India Takes Delivery of First 4 Engines for Its Boeing C-17s

On 10JUL12 American aeroengine manufacturer Pratt & Whitney, a unit of United Technologies Corporation, reportedly delivered the first four F117 engines for the Indian Air Force to power its fleet of Boeing C-17 Globemaster III transport aircraft.

In a $4.1-billion deal in mid-2011, India’s Ministry of Defence had signed a Letter of Offer and Acceptance with the US government in a foreign military sale to acquire 10 C-17s. India will take delivery of its first C-17s in mid-2013.

“Pratt & Whitney is pleased to deliver the first four F117 engines for the Indian Air Force’s C-17 program,” said the firm’s Bev Deachin, vice president, Military Programs and Customer Support.

“We look forward to a continued partnership with India as we complete the remaining F117 engines to fulfill this contract.”

Four F117s provide exclusive power for the C-17 Globemaster III, the heavy airlifter.

The F117-PW-100 is the sister engine of Pratt & Whitney’s PW2040 commercial engine, which powers the Boeing 757.

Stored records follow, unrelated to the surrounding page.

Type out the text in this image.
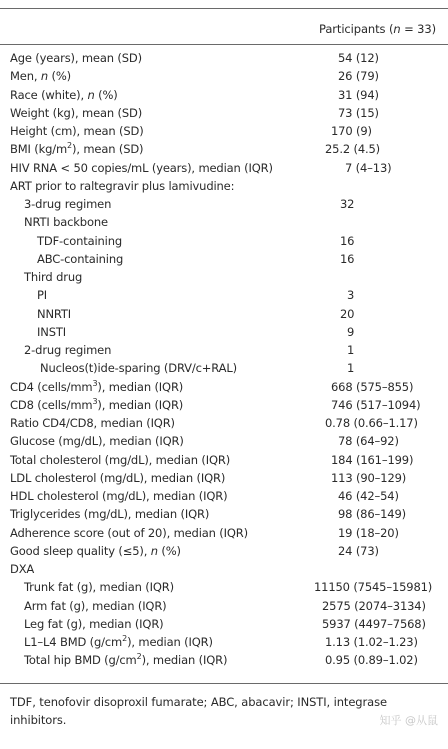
Participants (n = 33)
Age (years), mean (SD)	54 (12)
Men, n (%)	26 (79)
Race (white), n (%)	31 (94)
Weight (kg), mean (SD)	73 (15)
Height (cm), mean (SD)	170 (9)
BMI $(kg/m^2)$, mean (SD)	25.2 (4.5)
HIV RNA < 50 copies/mL (years), median (IQR)	7 (4–13)
ART prior to raltegravir plus lamivudine:
3-drug regimen	32
NRTI backbone
TDF-containing	16
ABC-containing	16
Third drug
PI	3
NNRTI	20
INSTI	9
2-drug regimen	1
Nucleos(t)ide-sparing (DRV/c+RAL)	1
CD4 $(cells/mm^3)$, median (IQR)	668 (575–855)
CD8 $(cells/mm^3)$, median (IQR)	746 (517–1094)
Ratio CD4/CD8, median (IQR)	0.78 (0.66–1.17)
Glucose (mg/dL), median (IQR)	78 (64–92)
Total cholesterol (mg/dL), median (IQR)	184 (161–199)
LDL cholesterol (mg/dL), median (IQR)	113 (90–129)
HDL cholesterol (mg/dL), median (IQR)	46 (42–54)
Triglycerides (mg/dL), median (IQR)	98 (86–149)
Adherence score (out of 20), median (IQR)	19 (18–20)
Good sleep quality (≤5), n (%)	24 (73)
DXA
Trunk fat (g), median (IQR)	11150 (7545–15981)
Arm fat (g), median (IQR)	2575 (2074–3134)
Leg fat (g), median (IQR)	5937 (4497–7568)
L1–L4 BMD $(g/cm^2)$, median (IQR)	1.13 (1.02–1.23)
Total hip BMD $(g/cm^2)$, median (IQR)	0.95 (0.89–1.02)
TDF, tenofovir disoproxil fumarate; ABC, abacavir; INSTI, integrase inhibitors.	知乎 @从鼠
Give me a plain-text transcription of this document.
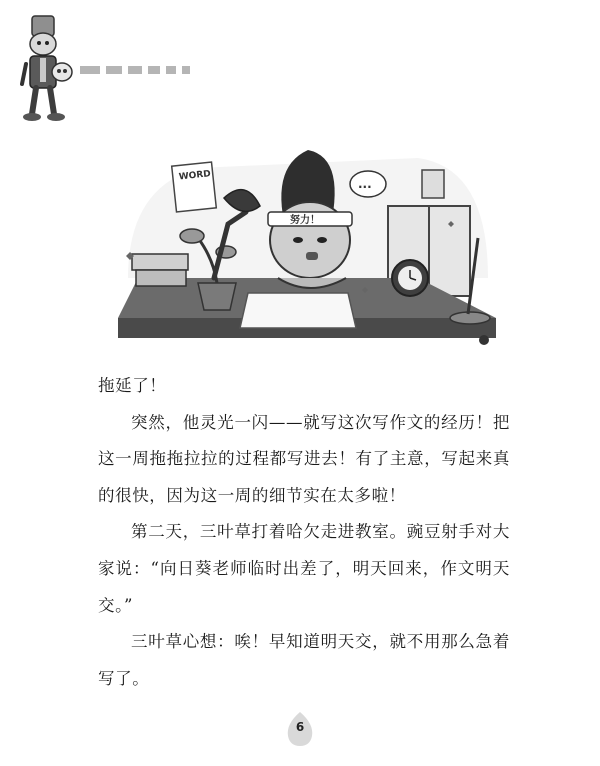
WORD
努力！
...

拖延了！

突然，他灵光一闪——就写这次写作文的经历！把这一周拖拖拉拉的过程都写进去！有了主意，写起来真的很快，因为这一周的细节实在太多啦！

第二天，三叶草打着哈欠走进教室。豌豆射手对大家说：“向日葵老师临时出差了，明天回来，作文明天交。”

三叶草心想：唉！早知道明天交，就不用那么急着写了。

6
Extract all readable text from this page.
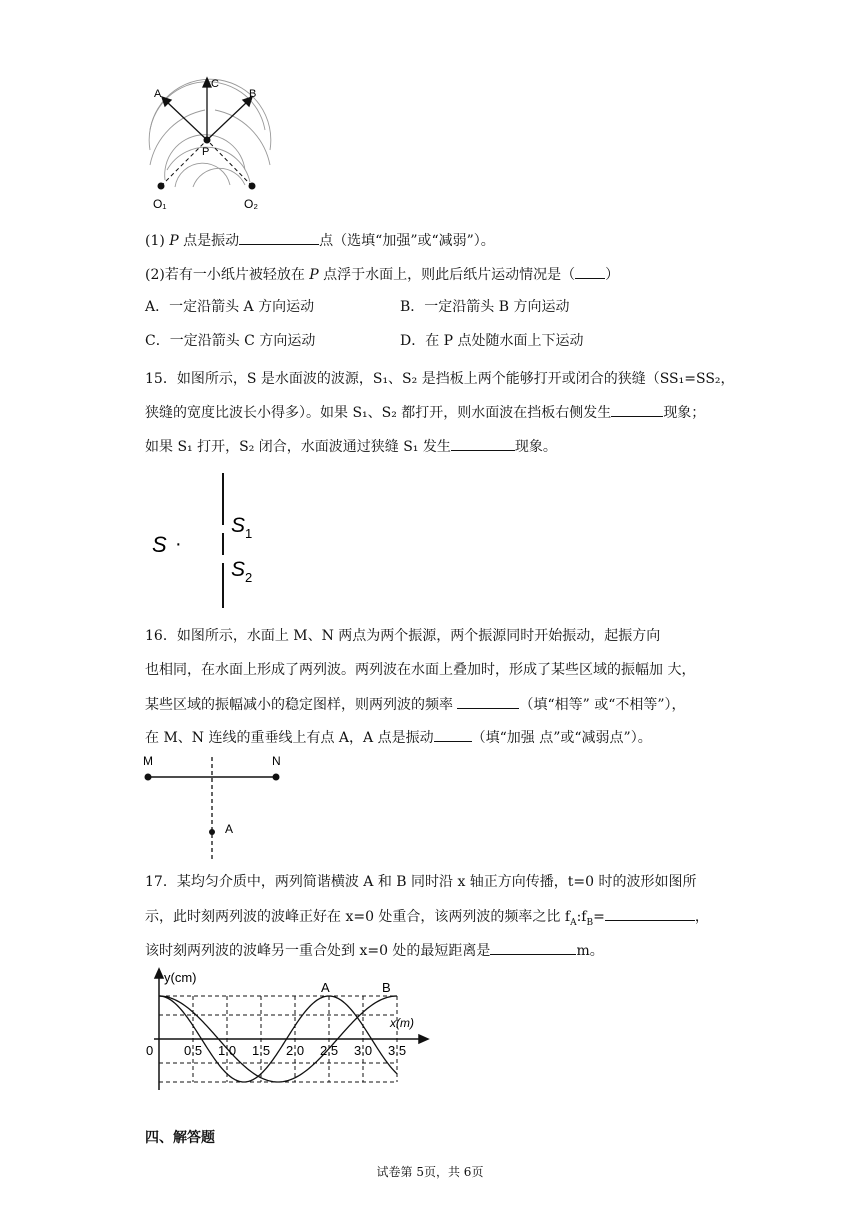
C
A	B
P
O₁	O₂
(1) P 点是振动	点（选填“加强”或“减弱”）。
(2)若有一小纸片被轻放在 P 点浮于水面上，则此后纸片运动情况是（ ）
A．一定沿箭头 A 方向运动	B．一定沿箭头 B 方向运动
C．一定沿箭头 C 方向运动	D．在 P 点处随水面上下运动
15．如图所示，S 是水面波的波源，S₁、S₂ 是挡板上两个能够打开或闭合的狭缝（SS₁=SS₂，
狭缝的宽度比波长小得多）。如果 S₁、S₂ 都打开，则水面波在挡板右侧发生	现象；
如果 S₁ 打开，S₂ 闭合，水面波通过狭缝 S₁ 发生	现象。
S ·
$S_1$
$S_2$
16．如图所示，水面上 M、N 两点为两个振源，两个振源同时开始振动，起振方向
也相同，在水面上形成了两列波。两列波在水面上叠加时，形成了某些区域的振幅加 大，
某些区域的振幅减小的稳定图样，则两列波的频率	（填“相等” 或“不相等”），
在 M、N 连线的重垂线上有点 A，A 点是振动	（填“加强 点”或“减弱点”）。
M	N
A
17．某均匀介质中，两列简谐横波 A 和 B 同时沿 x 轴正方向传播，t=0 时的波形如图所
示，此时刻两列波的波峰正好在 x=0 处重合，该两列波的频率之比 $f_A:f_B=$	，
该时刻两列波的波峰另一重合处到 x=0 处的最短距离是	m。
y(cm)
x(m)
0
A	B
0.5 1.0 1.5 2.0 2.5 3.0 3.5
四、解答题
试卷第 5页，共 6页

With more than 50 million hours of military and commercial use, the F117/PW2037 has been fitted into 244 C-17s, including 28 to international customers. The U.S. Air Force – including active National Guard and Reserve units – has taken delivery of 216 C-17s.

Other customers include the United Kingdom’s Royal Air Force, the Qatar Emiri Air Force, the Royal Canadian Air Force, and the Royal Australian Air Force, the 12-member Strategic Airlift Capability initiative of NATO and Partnership for Peace nations, and the United Arab Emirates Air Force and Air Defence.

Pratt & Whitney designs, manufactures and services of aircraft engines, space propulsion systems and industrial gas turbines. United Technologies, based in Hartford, Connecticut, is a diversified company providing high technology products and services to the global aerospace and building industries.

India plans to base its C-17 fleet at the Hindon air base in Ghaziabad which is within the national capital region.

As a side note: Back in 2010, the C-17 was supposedly put on the chopping block by the US Congress as cutting the program would have saved $2.5 billion. However, the program was also funding about 5,000 jobs in Long Beach which pushed California Sen. Dianne Feinstein to try and save the program. She succeeded in getting 10 more aircraft funded in  2010 and with India’s order in 2011, the program had been saved yet again.

In the trade off, India was able to get something good out of the offset deal which reportedly includes a High Altitude Engine Test Facility and Trisonic Wind Tunnel Facility valued at $510 million, for the Defence Research & Development Organisation. (India’s access to advanced technology air tunnel would be important as it has depended on Russian test facilities to evaluate the indigenous Kaveri jet engine, which was to be used in the LCA project.)

The other half of the offsets, according to the proposal, would be shared between Hindustan Aeronautics Ltd for training and maintenance for the aircraft, Tata Consultancy Services for defence strategic communication systems and Defence Land Systems — a joint venture between Mahindra Group and BAE Systems — for armoured vehicles.

(The original proposal had talked of Boeing fulfilling its obligations under the Defence Procurement Procedure “as per policy” and hence, the offset was not stated. Under the DPP, any foreign company bagging contract worth over $300 million has to invest back at least 30 per cent of it into the Indian defence sector.)